In part 1, we learned about importance of address matching, challenges and common algorithmic approaches for address matching. In part 2, we will talk about importance of Machine Learning in address matching and various Machine Learning approaches that can be used.
Importance of Machine Learning in Address Matching
To err is human, and especially so when it comes to routine and mundane tasks. In a traditional setup, massive amount of data also requires a proportionate amount of workforce to execute the task manually. This is not efficient, scalable or accurate.
That is why we try to teach machines to perform these tasks for us. There are many challenges in teaching machines to perform those tasks, but it is still more advantageous than doing them manually. A machine learning model performs better than us because it is efficient, as well as scalable. Over time, we enter into the data flywheel cycle. The idea is the more data we have, the better will be our model, which in turns will get more users to use our model.
Machine Learning approaches
We analyze the data and the task that we want to perform, in this case address matching. Based on the availability of labeled data, classification or clustering tasks, it can broadly be categorized into 3 categories.
- Supervised Learning:
Supervised learning, as the name suggests, is learning performed under supervision. In the case of machine learning, a model learns the output based on input-output pairs. The presence of output for a particular input is called a label, which is a necessary part of supervised learning. When organizations have a good amount of labeled data – for example, if the addresses from two or more sources are available and they are also labeled based on the extent of matching – this address data can then be used to train machine learning models to automatically perform the labeling task for them. To convert the text into vectors, the above mentioned approaches can be used.
- Unsupervised Learning:
This scenario is when labeled data is unavailable and we rely on the intelligence of algorithms to give us the underlying distribution and pattern present in the data. Here, there is no correct answer and no output that teaches the mode. This approach is widely used in case of record linkage and lack of labels in training data. Record linkage is the process of identifying records that points to the same real-world entity. In the case of address matching, we would want to map all the variations of addresses to a single address to avoid duplicate records in the database. This can be achieved through clustering, where each cluster represents an address. All the instances in a particular cluster are variations of the address. When these addresses are linked, they can be used to fill in the missing information or correct the incorrect information. Lack of labels definitely makes it a challenging problem.
- Active Learning:
Active learning, as described in one of my previous blogs, is a special case where the algorithm asks a query to an oracle (human) in order to get the correct output. In real-world scenarios getting high quality, labeled datasets is difficult. Also, creating a sufficiently sized dataset through manually labeling is an arduous task. The challenge here is to find those few data points in the entire data that, when labeled, will boost the self-learning process. Consider a dataset of addresses and the task involves comparing all the addresses in the datasets to find a match. Matching each row of one dataset with another row in the dataset is one way this can be achieved. However, it is not efficient. The reason being, the percentage of duplicates in a dataset is quite low and string operations are costly. For example, consider a dataset with only 100,000 rows and finding the similarity score for any of the two rows takes about 0.001 seconds. To compare all the rows, it would take around 58 days. Despite the fact that I have considered a small dataset and a very fast algorithm, it can still take a significant amount of time.

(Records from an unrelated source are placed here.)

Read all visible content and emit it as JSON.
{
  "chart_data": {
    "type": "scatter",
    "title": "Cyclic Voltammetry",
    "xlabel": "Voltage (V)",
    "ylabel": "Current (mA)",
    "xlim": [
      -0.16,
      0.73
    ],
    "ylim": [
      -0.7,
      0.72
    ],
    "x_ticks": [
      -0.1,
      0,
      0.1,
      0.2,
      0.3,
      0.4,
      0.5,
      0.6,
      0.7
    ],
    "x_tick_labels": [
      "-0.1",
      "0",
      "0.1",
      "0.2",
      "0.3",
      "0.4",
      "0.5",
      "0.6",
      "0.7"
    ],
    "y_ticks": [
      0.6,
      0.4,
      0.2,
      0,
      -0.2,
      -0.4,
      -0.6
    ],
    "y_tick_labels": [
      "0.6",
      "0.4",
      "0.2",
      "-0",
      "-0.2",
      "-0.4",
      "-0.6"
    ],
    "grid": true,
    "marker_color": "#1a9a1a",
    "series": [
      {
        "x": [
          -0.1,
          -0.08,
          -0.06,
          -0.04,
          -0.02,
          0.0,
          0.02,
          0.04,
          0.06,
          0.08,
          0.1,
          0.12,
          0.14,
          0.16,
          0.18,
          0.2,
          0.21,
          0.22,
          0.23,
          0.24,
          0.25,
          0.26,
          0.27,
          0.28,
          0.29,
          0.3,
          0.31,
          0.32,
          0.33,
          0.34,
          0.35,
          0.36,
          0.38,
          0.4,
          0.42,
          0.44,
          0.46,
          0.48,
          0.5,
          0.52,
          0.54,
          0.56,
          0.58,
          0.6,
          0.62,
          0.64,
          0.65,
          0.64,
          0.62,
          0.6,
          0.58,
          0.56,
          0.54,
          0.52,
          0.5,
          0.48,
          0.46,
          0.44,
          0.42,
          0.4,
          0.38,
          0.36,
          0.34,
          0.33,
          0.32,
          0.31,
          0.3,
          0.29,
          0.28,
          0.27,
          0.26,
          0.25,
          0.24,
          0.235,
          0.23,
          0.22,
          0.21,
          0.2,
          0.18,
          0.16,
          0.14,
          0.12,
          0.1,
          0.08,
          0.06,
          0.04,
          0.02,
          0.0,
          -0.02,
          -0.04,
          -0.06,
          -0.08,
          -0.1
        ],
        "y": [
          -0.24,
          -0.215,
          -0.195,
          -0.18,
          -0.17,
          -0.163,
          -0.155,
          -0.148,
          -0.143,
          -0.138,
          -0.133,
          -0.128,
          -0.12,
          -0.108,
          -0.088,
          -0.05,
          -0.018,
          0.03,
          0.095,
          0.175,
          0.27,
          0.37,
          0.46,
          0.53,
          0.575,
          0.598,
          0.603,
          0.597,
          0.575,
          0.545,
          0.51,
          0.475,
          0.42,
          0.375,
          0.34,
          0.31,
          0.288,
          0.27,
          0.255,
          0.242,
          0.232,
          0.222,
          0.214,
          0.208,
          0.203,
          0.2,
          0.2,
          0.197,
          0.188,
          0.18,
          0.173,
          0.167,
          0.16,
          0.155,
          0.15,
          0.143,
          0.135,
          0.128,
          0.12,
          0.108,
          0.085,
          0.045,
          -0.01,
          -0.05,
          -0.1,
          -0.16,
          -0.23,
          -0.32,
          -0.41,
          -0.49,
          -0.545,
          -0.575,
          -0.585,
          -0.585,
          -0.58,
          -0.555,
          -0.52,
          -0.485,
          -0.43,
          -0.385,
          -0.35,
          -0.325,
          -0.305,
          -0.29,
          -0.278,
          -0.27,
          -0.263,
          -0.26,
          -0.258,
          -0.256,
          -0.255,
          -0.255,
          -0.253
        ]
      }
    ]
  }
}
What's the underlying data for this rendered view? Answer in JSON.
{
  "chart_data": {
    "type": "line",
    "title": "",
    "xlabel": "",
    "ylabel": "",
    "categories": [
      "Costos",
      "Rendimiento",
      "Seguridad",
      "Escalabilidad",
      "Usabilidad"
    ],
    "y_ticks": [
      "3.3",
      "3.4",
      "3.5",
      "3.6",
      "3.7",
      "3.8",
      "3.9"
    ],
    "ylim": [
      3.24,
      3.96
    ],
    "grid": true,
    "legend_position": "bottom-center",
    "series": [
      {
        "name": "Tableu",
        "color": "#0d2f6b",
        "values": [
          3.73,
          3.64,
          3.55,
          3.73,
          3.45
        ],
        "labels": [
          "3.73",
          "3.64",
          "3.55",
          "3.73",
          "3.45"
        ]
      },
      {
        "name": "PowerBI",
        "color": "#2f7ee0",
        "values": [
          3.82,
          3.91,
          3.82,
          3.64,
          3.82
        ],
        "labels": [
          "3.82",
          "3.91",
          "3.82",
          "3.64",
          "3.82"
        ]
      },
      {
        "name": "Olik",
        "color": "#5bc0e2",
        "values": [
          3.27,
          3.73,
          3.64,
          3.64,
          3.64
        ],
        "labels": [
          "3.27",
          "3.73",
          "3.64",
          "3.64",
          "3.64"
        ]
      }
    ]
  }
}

The idea here is to divide the data into blocks. Each block will be a subset of data and the blocks will be subject to the condition that they have some common fields. It is fair to assume that duplicates will almost always have something in common. The pairs in which we are interested are:
- If a pair is present in a block and our classifier predicts as non-duplicate
- If a pair is not in a block and our classifier predicts it as duplicate.
For the first case, for a particular pair, if our algorithm predicts as non-duplicate, it must be reviewed by a human. If it is a duplicate, then the algorithm must learn better and if it’s not a duplicate, then they must exist in different blocks. In the second case, if a pair is predicted as duplicate, then it must belong to the same block. In both cases, the human helps the algorithm with supervision to learn better. These pairs can then be presented to users to label. Based on the input from the user, the blocks can be updated.
We live in a world of enormous data. All organizations have a lot of information to deal with. It is incredibly inefficient to process this data manually. As the data volume is steadily rising, we need to adopt AI to save a lot of human hours, time and costs.
By adopting AI for a repetitive and error-prone task such as address matching, we can help organizations serve their customers better. The beauty of machine learning is that even when you don’t know your addresses well, machines can do it for you more accurately. This frees the human capital that one can invest in strategizing and creating better experiences.